而L2 正则化可以让模型的参数取绝对值较小的数。

考虑两种正则化函数的等值面与原始Loss函数的等值面的关系。

以二维情况为例,L1正则化函数的等值面是个菱形,L2正则化函数的等值面是个圆形。

为什么加入正则项就是定义了一个解空间约束?

简单来说就是可以理解成一个带约束条件的最优化问题,根据KKT条件可以转换成正则

角度二:函数叠加

简单说就是L(w)+Cw^2和L(w)+C|w|这俩目标函数求导结果分别是+2Cw和+C,+C不会随着w的变化而变化,所以解空间就稀疏了

角度三:L1正则化引入了拉普拉斯先验,L2正则化引入了高斯先验。拉普拉斯分布曲线有尖,高斯分布曲线在极值点附近是平滑的

如果仅仅需要使用L2正则化,那么也可以利用优化器的weight_decay参数来实现。

weight_decay参数可以设置参数在训练过程中的衰减,这和L2正则化的作用效果等价。

before L2 regularization:

gradient descent: w = w - lr * dloss_dw 

after L2 regularization:

gradient descent: w = w - lr * (dloss_dw+beta*w) = (1-lr*beta)*w - lr*dloss_dw

so (1-lr*beta)is the weight decay ratio.

Pytorch的优化器支持一种称之为Per-parameter options的操作,就是对每一个参数进行特定的学习率,权重衰减率指定,以满足更为细致的要求。

weight_params = [param for name, param in model.named_parameters() if "bias" not in name]
bias_params = [param for name, param in model.named_parameters() if "bias" in name]

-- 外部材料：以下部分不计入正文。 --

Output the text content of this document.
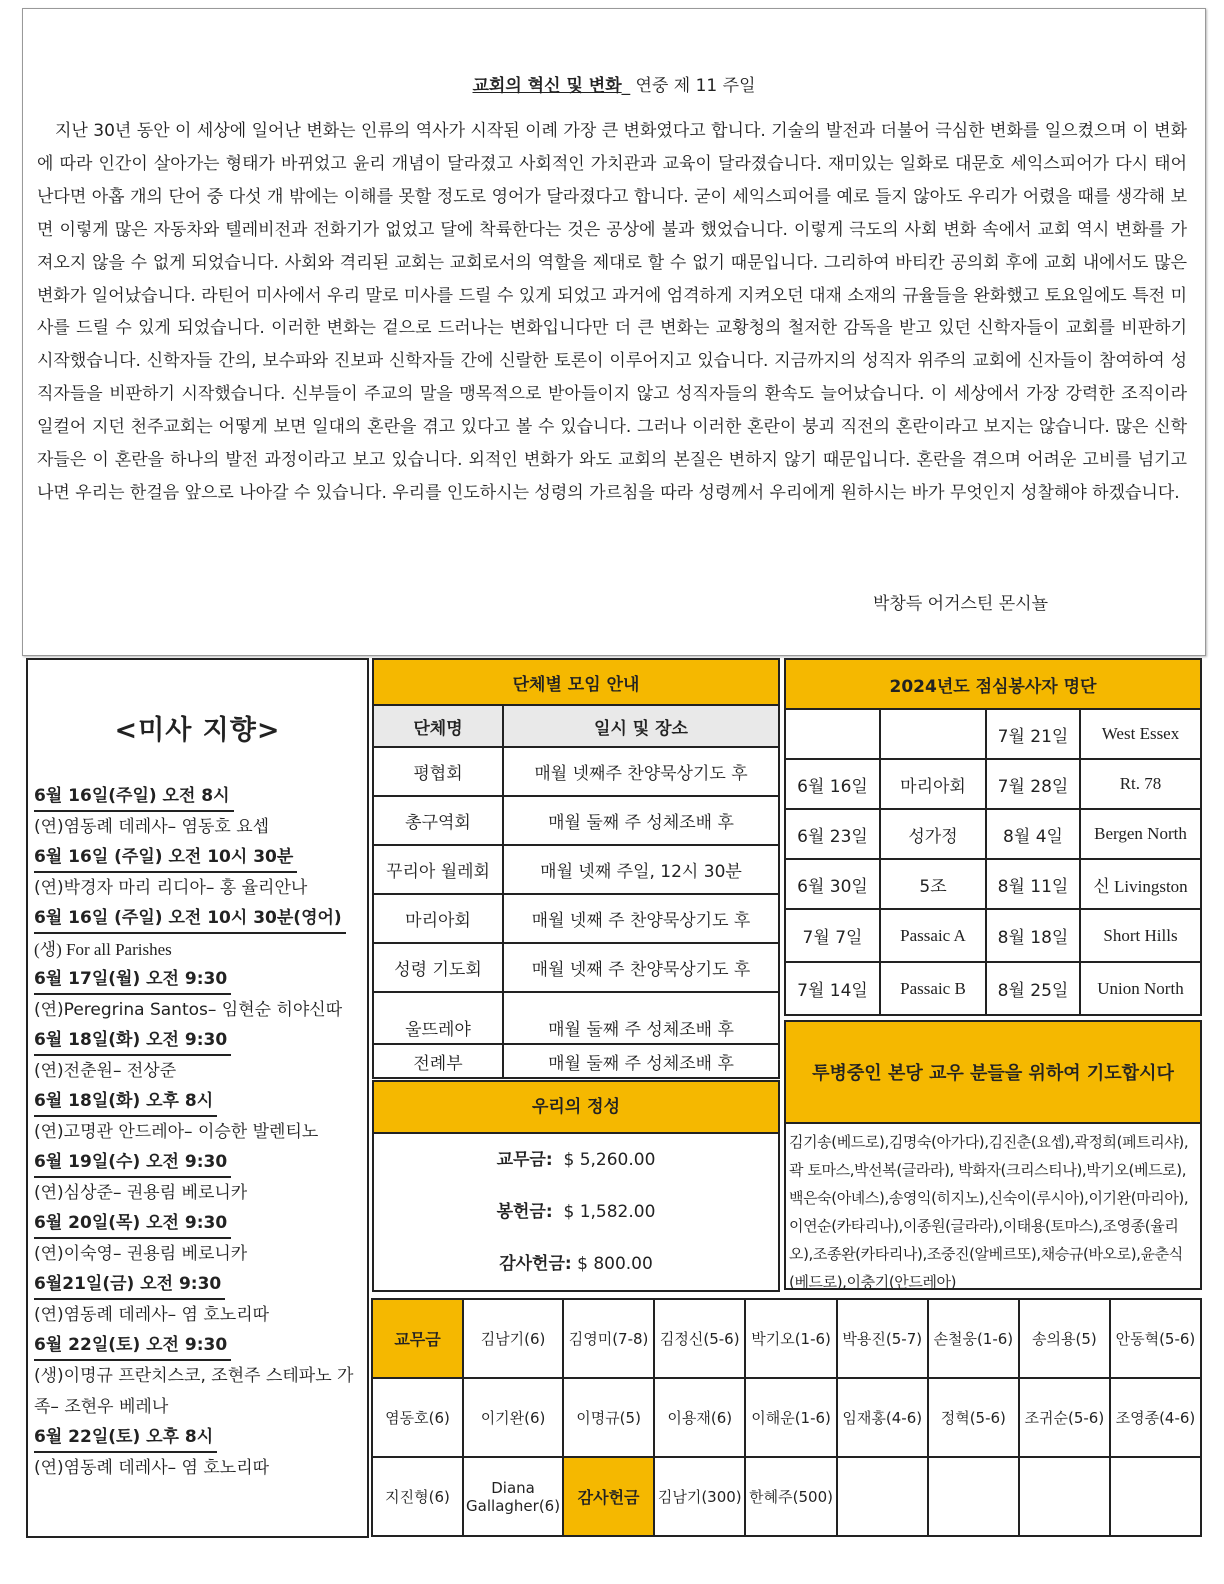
교회의 혁신 및 변화_ 연중 제 11 주일

지난 30년 동안 이 세상에 일어난 변화는 인류의 역사가 시작된 이례 가장 큰 변화였다고 합니다. 기술의 발전과 더불어 극심한 변화를 일으켰으며 이 변화에 따라 인간이 살아가는 형태가 바뀌었고 윤리 개념이 달라졌고 사회적인 가치관과 교육이 달라졌습니다. 재미있는 일화로 대문호 세익스피어가 다시 태어난다면 아홉 개의 단어 중 다섯 개 밖에는 이해를 못할 정도로 영어가 달라졌다고 합니다. 굳이 세익스피어를 예로 들지 않아도 우리가 어렸을 때를 생각해 보면 이렇게 많은 자동차와 텔레비전과 전화기가 없었고 달에 착륙한다는 것은 공상에 불과 했었습니다. 이렇게 극도의 사회 변화 속에서 교회 역시 변화를 가져오지 않을 수 없게 되었습니다. 사회와 격리된 교회는 교회로서의 역할을 제대로 할 수 없기 때문입니다. 그리하여 바티칸 공의회 후에 교회 내에서도 많은 변화가 일어났습니다. 라틴어 미사에서 우리 말로 미사를 드릴 수 있게 되었고 과거에 엄격하게 지켜오던 대재 소재의 규율들을 완화했고 토요일에도 특전 미사를 드릴 수 있게 되었습니다. 이러한 변화는 겉으로 드러나는 변화입니다만 더 큰 변화는 교황청의 철저한 감독을 받고 있던 신학자들이 교회를 비판하기 시작했습니다. 신학자들 간의, 보수파와 진보파 신학자들 간에 신랄한 토론이 이루어지고 있습니다. 지금까지의 성직자 위주의 교회에 신자들이 참여하여 성직자들을 비판하기 시작했습니다. 신부들이 주교의 말을 맹목적으로 받아들이지 않고 성직자들의 환속도 늘어났습니다. 이 세상에서 가장 강력한 조직이라 일컬어 지던 천주교회는 어떻게 보면 일대의 혼란을 겪고 있다고 볼 수 있습니다. 그러나 이러한 혼란이 붕괴 직전의 혼란이라고 보지는 않습니다. 많은 신학자들은 이 혼란을 하나의 발전 과정이라고 보고 있습니다. 외적인 변화가 와도 교회의 본질은 변하지 않기 때문입니다. 혼란을 겪으며 어려운 고비를 넘기고 나면 우리는 한걸음 앞으로 나아갈 수 있습니다. 우리를 인도하시는 성령의 가르침을 따라 성령께서 우리에게 원하시는 바가 무엇인지 성찰해야 하겠습니다.

박창득 어거스틴 몬시뇰
<미사 지향>
6월 16일(주일) 오전 8시
(연)염동례 데레사– 염동호 요셉
6월 16일 (주일) 오전 10시 30분
(연)박경자 마리 리디아– 홍 율리안나
6월 16일 (주일) 오전 10시 30분(영어)
(생) For all Parishes
6월 17일(월) 오전 9:30
(연)Peregrina Santos– 임현순 히야신따
6월 18일(화) 오전 9:30
(연)전춘원– 전상준
6월 18일(화) 오후 8시
(연)고명관 안드레아– 이승한 발렌티노
6월 19일(수) 오전 9:30
(연)심상준– 권용림 베로니카
6월 20일(목) 오전 9:30
(연)이숙영– 권용림 베로니카
6월21일(금) 오전 9:30
(연)염동례 데레사– 염 호노리따
6월 22일(토) 오전 9:30
(생)이명규 프란치스코, 조현주 스테파노 가족– 조현우 베레나
6월 22일(토) 오후 8시
(연)염동례 데레사– 염 호노리따
단체별 모임 안내	
단체명	일시 및 장소
평협회	매월 넷째주 찬양묵상기도 후
총구역회	매월 둘째 주 성체조배 후
꾸리아 월레회	매월 넷째 주일, 12시 30분
마리아회	매월 넷째 주 찬양묵상기도 후
성령 기도회	매월 넷째 주 찬양묵상기도 후
울뜨레야	매월 둘째 주 성체조배 후
전례부	매월 둘째 주 성체조배 후
우리의 정성
교무금: $ 5,260.00
봉헌금: $ 1,582.00
감사헌금: $ 800.00
2024년도 점심봉사자 명단			
		7월 21일	West Essex
6월 16일	마리아회	7월 28일	Rt. 78
6월 23일	성가정	8월 4일	Bergen North
6월 30일	5조	8월 11일	신 Livingston
7월 7일	Passaic A	8월 18일	Short Hills
7월 14일	Passaic B	8월 25일	Union North
투병중인 본당 교우 분들을 위하여 기도합시다
김기송(베드로),김명숙(아가다),김진춘(요셉),곽정희(페트리샤),곽 토마스,박선복(글라라), 박화자(크리스티나),박기오(베드로),백은숙(아녜스),송영익(히지노),신숙이(루시아),이기완(마리아),이연순(카타리나),이종원(글라라),이태용(토마스),조영종(율리오),조종완(카타리나),조중진(알베르또),채승규(바오로),윤춘식(베드로),이충기(안드레아)
교무금	김남기(6)	김영미(7-8)	김정신(5-6)	박기오(1-6)	박용진(5-7)	손철웅(1-6)	송의용(5)	안동혁(5-6)
염동호(6)	이기완(6)	이명규(5)	이용재(6)	이해운(1-6)	임재홍(4-6)	정혁(5-6)	조귀순(5-6)	조영종(4-6)
지진형(6)	Diana Gallagher(6)	감사헌금	김남기(300)	한혜주(500)				
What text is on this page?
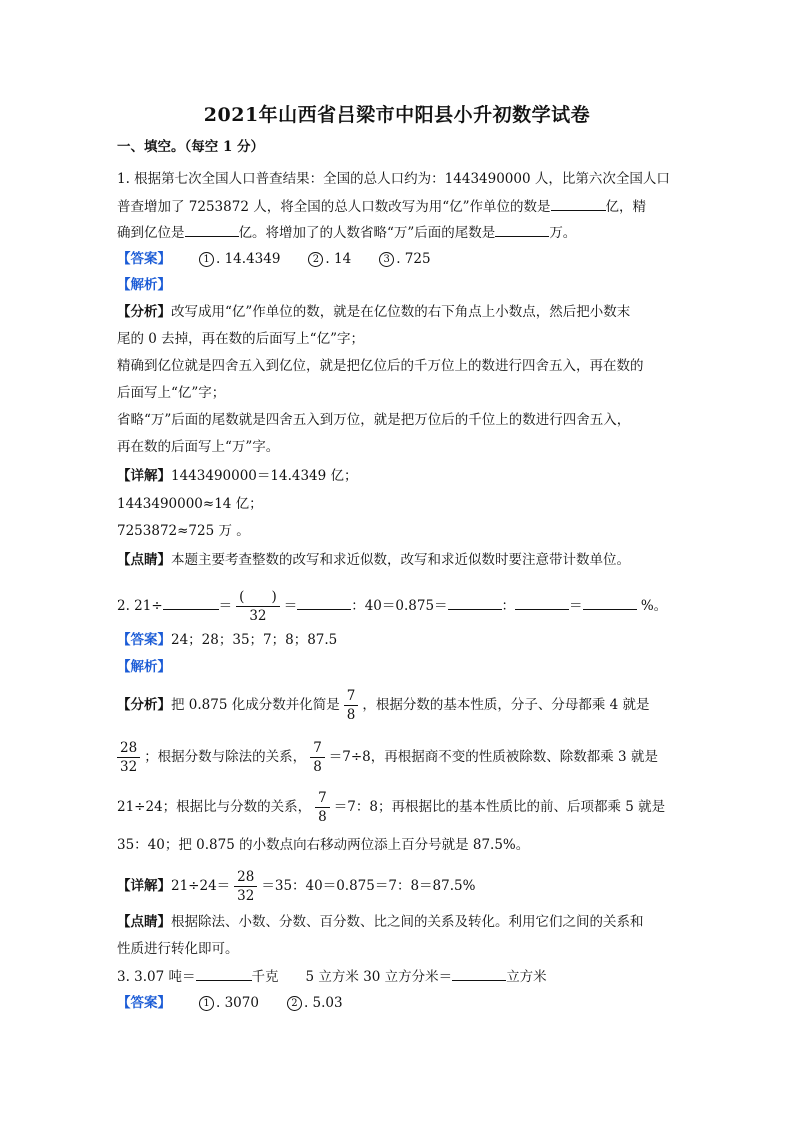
2021年山西省吕梁市中阳县小升初数学试卷
一、填空。（每空 1 分）
1. 根据第七次全国人口普查结果：全国的总人口约为：1443490000 人，比第六次全国人口
普查增加了 7253872 人，将全国的总人口数改写为用“亿”作单位的数是	亿，精
确到亿位是	亿。将增加了的人数省略“万”后面的尾数是	万。
【答案】	1 . 14.4349	2 . 14	3 . 725
【解析】
【分析】改写成用“亿”作单位的数，就是在亿位数的右下角点上小数点，然后把小数末
尾的 0 去掉，再在数的后面写上“亿”字；
精确到亿位就是四舍五入到亿位，就是把亿位后的千万位上的数进行四舍五入，再在数的
后面写上“亿”字；
省略“万”后面的尾数就是四舍五入到万位，就是把万位后的千位上的数进行四舍五入，
再在数的后面写上“万”字。
【详解】1443490000＝14.4349 亿；
1443490000≈14 亿；
7253872≈725 万 。
【点睛】本题主要考查整数的改写和求近似数，改写和求近似数时要注意带计数单位。
2. 21÷	＝ $\frac{( )}{32}$ ＝	：40＝0.875＝	：	＝	%。
【答案】24；28；35；7；8；87.5
【解析】
【分析】把 0.875 化成分数并化简是 $\frac{7}{8}$ ，根据分数的基本性质，分子、分母都乘 4 就是
$\frac{28}{32}$ ；根据分数与除法的关系， $\frac{7}{8} =7\div 8$，再根据商不变的性质被除数、除数都乘 3 就是
21÷24；根据比与分数的关系， $\frac{7}{8} =7$：8；再根据比的基本性质比的前、后项都乘 5 就是
35：40；把 0.875 的小数点向右移动两位添上百分号就是 87.5%。
【详解】$21\div 24= \frac{28}{32} =35$：40＝0.875＝7：8＝87.5%
【点睛】根据除法、小数、分数、百分数、比之间的关系及转化。利用它们之间的关系和
性质进行转化即可。
3. 3.07 吨＝	千克　　5 立方米 30 立方分米＝	立方米
【答案】	1 . 3070	2 . 5.03
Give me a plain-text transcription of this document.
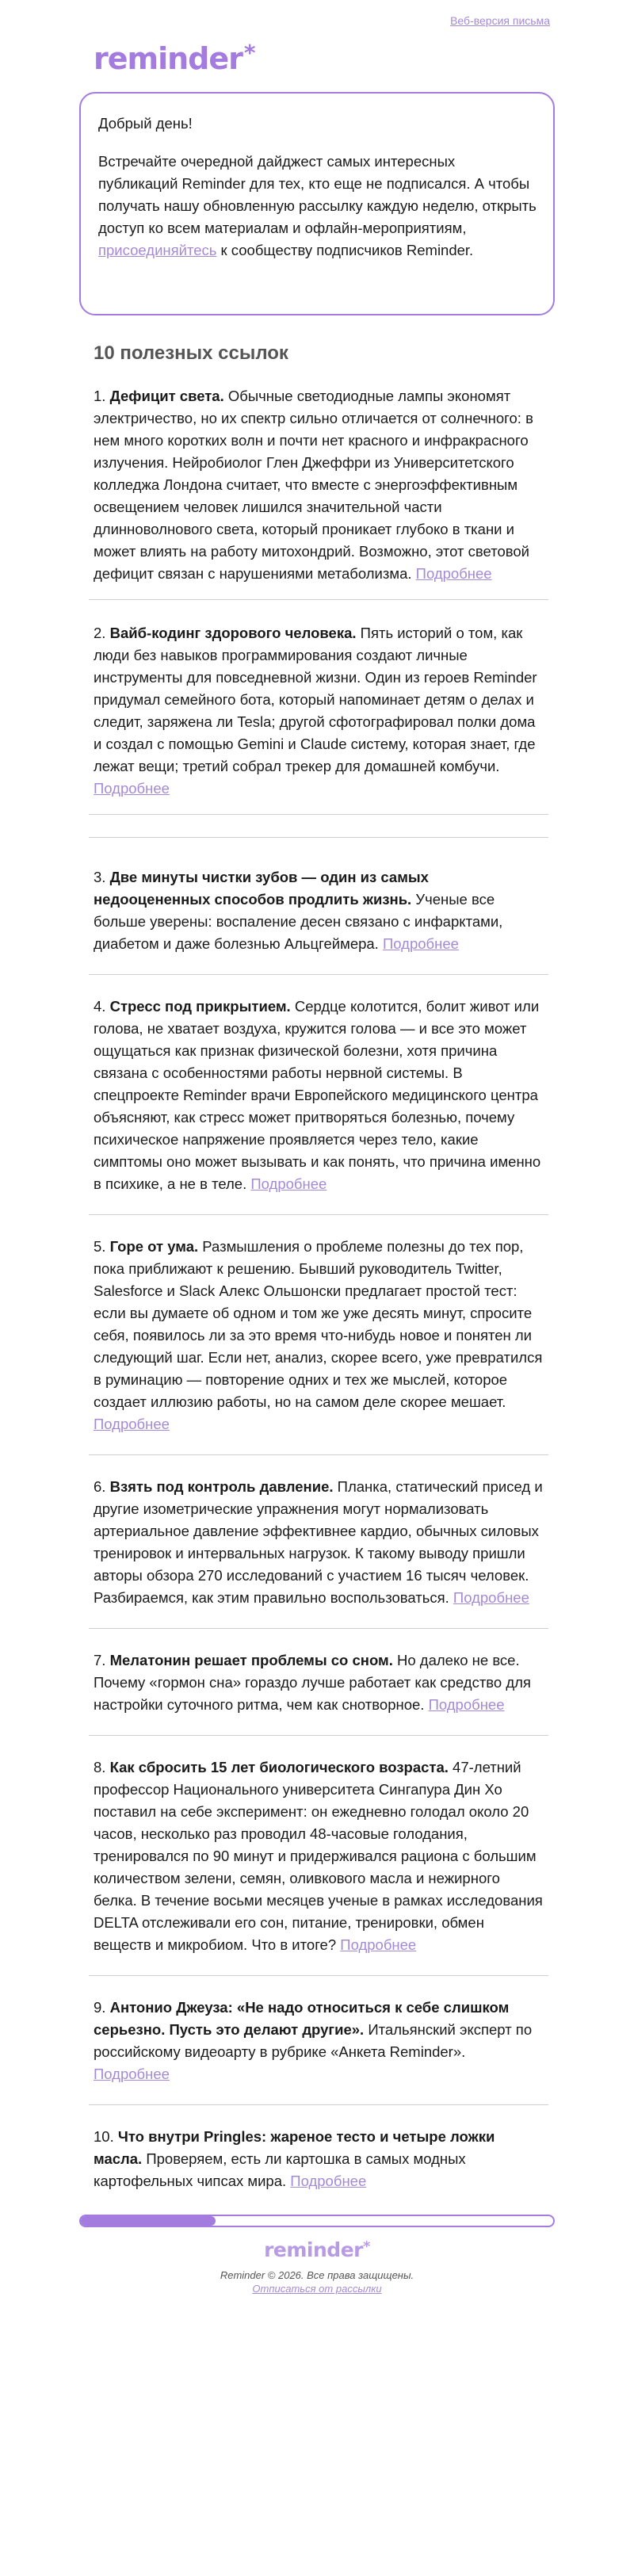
Веб-версия письма
reminder*

Добрый день!

Встречайте очередной дайджест самых интересных публикаций Reminder для тех, кто еще не подписался. А чтобы получать нашу обновленную рассылку каждую неделю, открыть доступ ко всем материалам и офлайн-мероприятиям, присоединяйтесь к сообществу подписчиков Reminder.

10 полезных ссылок

1. Дефицит света. Обычные светодиодные лампы экономят электричество, но их спектр сильно отличается от солнечного: в нем много коротких волн и почти нет красного и инфракрасного излучения. Нейробиолог Глен Джеффри из Университетского колледжа Лондона считает, что вместе с энергоэффективным освещением человек лишился значительной части длинноволнового света, который проникает глубоко в ткани и может влиять на работу митохондрий. Возможно, этот световой дефицит связан с нарушениями метаболизма. Подробнее

2. Вайб-кодинг здорового человека. Пять историй о том, как люди без навыков программирования создают личные инструменты для повседневной жизни. Один из героев Reminder придумал семейного бота, который напоминает детям о делах и следит, заряжена ли Tesla; другой сфотографировал полки дома и создал с помощью Gemini и Claude систему, которая знает, где лежат вещи; третий собрал трекер для домашней комбучи. Подробнее

3. Две минуты чистки зубов — один из самых недооцененных способов продлить жизнь. Ученые все больше уверены: воспаление десен связано с инфарктами, диабетом и даже болезнью Альцгеймера. Подробнее

4. Стресс под прикрытием. Сердце колотится, болит живот или голова, не хватает воздуха, кружится голова — и все это может ощущаться как признак физической болезни, хотя причина связана с особенностями работы нервной системы. В спецпроекте Reminder врачи Европейского медицинского центра объясняют, как стресс может притворяться болезнью, почему психическое напряжение проявляется через тело, какие симптомы оно может вызывать и как понять, что причина именно в психике, а не в теле. Подробнее

5. Горе от ума. Размышления о проблеме полезны до тех пор, пока приближают к решению. Бывший руководитель Twitter, Salesforce и Slack Алекс Ольшонски предлагает простой тест: если вы думаете об одном и том же уже десять минут, спросите себя, появилось ли за это время что-нибудь новое и понятен ли следующий шаг. Если нет, анализ, скорее всего, уже превратился в руминацию — повторение одних и тех же мыслей, которое создает иллюзию работы, но на самом деле скорее мешает. Подробнее

6. Взять под контроль давление. Планка, статический присед и другие изометрические упражнения могут нормализовать артериальное давление эффективнее кардио, обычных силовых тренировок и интервальных нагрузок. К такому выводу пришли авторы обзора 270 исследований с участием 16 тысяч человек. Разбираемся, как этим правильно воспользоваться. Подробнее

7. Мелатонин решает проблемы со сном. Но далеко не все. Почему «гормон сна» гораздо лучше работает как средство для настройки суточного ритма, чем как снотворное. Подробнее

8. Как сбросить 15 лет биологического возраста. 47-летний профессор Национального университета Сингапура Дин Хо поставил на себе эксперимент: он ежедневно голодал около 20 часов, несколько раз проводил 48-часовые голодания, тренировался по 90 минут и придерживался рациона с большим количеством зелени, семян, оливкового масла и нежирного белка. В течение восьми месяцев ученые в рамках исследования DELTA отслеживали его сон, питание, тренировки, обмен веществ и микробиом. Что в итоге? Подробнее

9. Антонио Джеуза: «Не надо относиться к себе слишком серьезно. Пусть это делают другие». Итальянский эксперт по российскому видеоарту в рубрике «Анкета Reminder». Подробнее

10. Что внутри Pringles: жареное тесто и четыре ложки масла. Проверяем, есть ли картошка в самых модных картофельных чипсах мира. Подробнее

reminder*
Reminder © 2026. Все права защищены.
Отписаться от рассылки
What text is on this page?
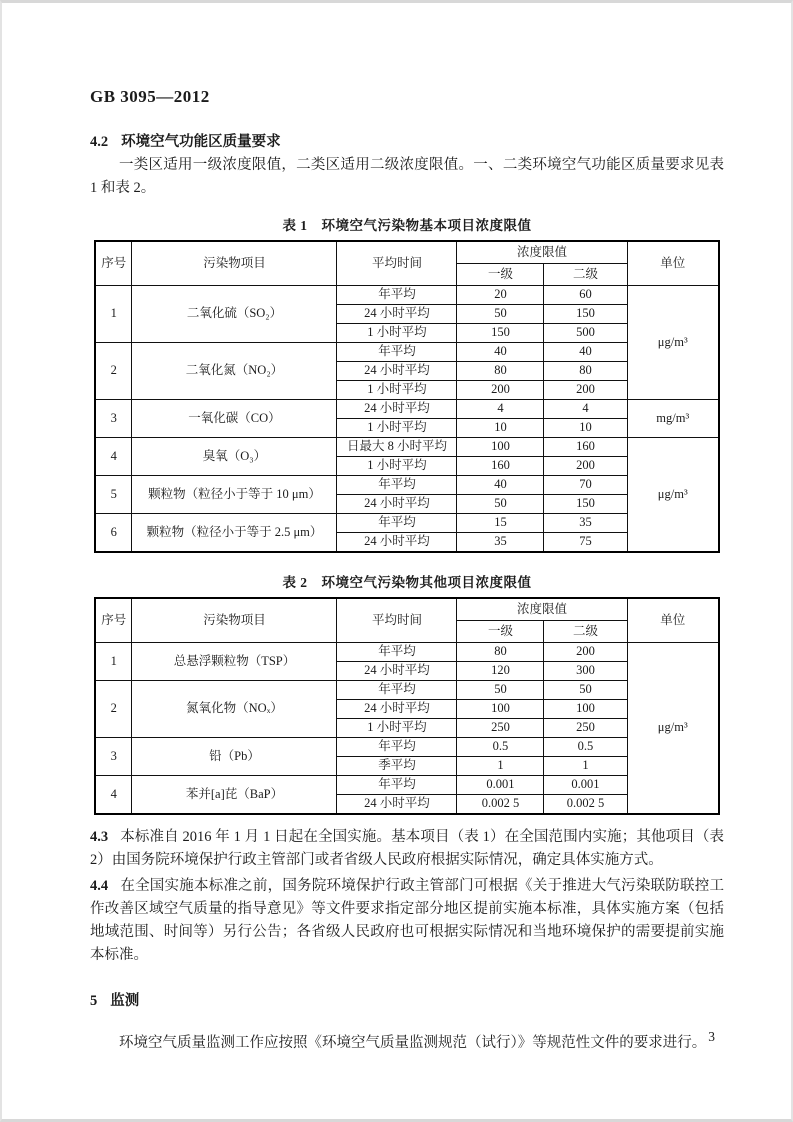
GB 3095—2012
4.2 环境空气功能区质量要求

一类区适用一级浓度限值，二类区适用二级浓度限值。一、二类环境空气功能区质量要求见表 1 和表 2。

表 1　环境空气污染物基本项目浓度限值
序号	污染物项目	平均时间	浓度限值		单位
			一级	二级	
1	二氧化硫（SO₂）	年平均	20	60	μg/m³
		24 小时平均	50	150	
		1 小时平均	150	500	
2	二氧化氮（NO₂）	年平均	40	40	
		24 小时平均	80	80	
		1 小时平均	200	200	
3	一氧化碳（CO）	24 小时平均	4	4	mg/m³
		1 小时平均	10	10	
4	臭氧（O₃）	日最大 8 小时平均	100	160	μg/m³
		1 小时平均	160	200	
5	颗粒物（粒径小于等于 10 μm）	年平均	40	70	
		24 小时平均	50	150	
6	颗粒物（粒径小于等于 2.5 μm）	年平均	15	35	
		24 小时平均	35	75	
表 2　环境空气污染物其他项目浓度限值
序号	污染物项目	平均时间	浓度限值		单位
			一级	二级	
1	总悬浮颗粒物（TSP）	年平均	80	200	μg/m³
		24 小时平均	120	300	
2	氮氧化物（NOₓ）	年平均	50	50	
		24 小时平均	100	100	
		1 小时平均	250	250	
3	铅（Pb）	年平均	0.5	0.5	
		季平均	1	1	
4	苯并[a]芘（BaP）	年平均	0.001	0.001	
		24 小时平均	0.002 5	0.002 5	

4.3 本标准自 2016 年 1 月 1 日起在全国实施。基本项目（表 1）在全国范围内实施；其他项目（表 2）由国务院环境保护行政主管部门或者省级人民政府根据实际情况，确定具体实施方式。

4.4 在全国实施本标准之前，国务院环境保护行政主管部门可根据《关于推进大气污染联防联控工作改善区域空气质量的指导意见》等文件要求指定部分地区提前实施本标准，具体实施方案（包括地域范围、时间等）另行公告；各省级人民政府也可根据实际情况和当地环境保护的需要提前实施本标准。

5 监测

环境空气质量监测工作应按照《环境空气质量监测规范（试行）》等规范性文件的要求进行。 3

optimizer = torch.optim.SGD([{'params': weight_params, 'weight_decay':1e-5},
                             {'params': bias_params, 'weight_decay':0}],
                            lr=1e-2, momentum=0.9)

​​​​​​​

下面代码要求:

pip install torchkeras==3.2.3

pytorch==1.12.1 

import numpy as np
import pandas as pd
import torch
from torch import nn
import torch.nn.functional as F
class FocalLoss(nn.Module):

    def __init__(self, gamma=2.0, alpha=0.75):
        super().__init__()
        self.gamma = gamma
        self.alpha = alpha

    def forward(self, y_pred, y_true):
        bce = torch.nn.BCELoss(reduction="none")(y_pred, y_true)
        p_t = (y_true * y_pred) + ((1 - y_true) * (1 - y_pred))
        alpha_factor = y_true * self.alpha + (1 - y_true) * (1 - self.alpha)
        modulating_factor = torch.pow(1.0 - p_t, self.gamma)
        loss = torch.mean(alpha_factor * modulating_factor * bce)
        return loss

import torch
# L2正则化
def L2Loss(model,alpha):
    l2_loss = torch.tensor(0.0, requires_grad=True)
    for name, param in model.named_parameters():
        if 'bias' not in name: #一般不对偏置项使用正则
            l2_loss = l2_loss + (0.5 * alpha * torch.sum(torch.pow(param, 2)))
    return l2_loss

# L1正则化
def L1Loss(model,beta):
    l1_loss = torch.tensor(0.0, requires_grad=True)
    for name, param in model.named_parameters():
        if 'bias' not in name:
            l1_loss = l1_loss +  beta * torch.sum(torch.abs(param))
    return l1_loss

import numpy as np
import pandas as pd
from matplotlib import pyplot as plt
import torch
from torch import nn
import torch.nn.functional as F
from torch.utils.data import Dataset,DataLoader,TensorDataset
import torchkeras
# %matplotlib inline
# %config InlineBackend.figure_format = 'svg'

#正负样本数量
n_positive,n_negative = 1000,6000

#生成正样本, 小圆环分布
r_p = 5.0 + torch.normal(0.0,1.0,size = [n_positive,1])
theta_p = 2*np.pi*torch.rand([n_positive,1])
Xp = torch.cat([r_p*torch.cos(theta_p),r_p*torch.sin(theta_p)],axis = 1)
Yp = torch.ones_like(r_p)

#生成负样本, 大圆环分布
r_n = 8.0 + torch.normal(0.0,1.0,size = [n_negative,1])
theta_n = 2*np.pi*torch.rand([n_negative,1])
Xn = torch.cat([r_n*torch.cos(theta_n),r_n*torch.sin(theta_n)],axis = 1)
Yn = torch.zeros_like(r_n)

#汇总样本
X = torch.cat([Xp,Xn],axis = 0)
Y = torch.cat([Yp,Yn],axis = 0)


#可视化
plt.figure(figsize = (6,6))
plt.scatter(Xp[:,0],Xp[:,1],c = "r")
plt.scatter(Xn[:,0],Xn[:,1],c = "g")
plt.legend(["positive","negative"]);

ds = TensorDataset(X,Y)

ds_train,ds_val = torch.utils.data.random_split(ds,[int(len(ds)*0.7),len(ds)-int(len(ds)*0.7)])
dl_train = DataLoader(ds_train,batch_size = 100,shuffle=True,num_workers=2)
dl_val = DataLoader(ds_val,batch_size = 100,num_workers=2)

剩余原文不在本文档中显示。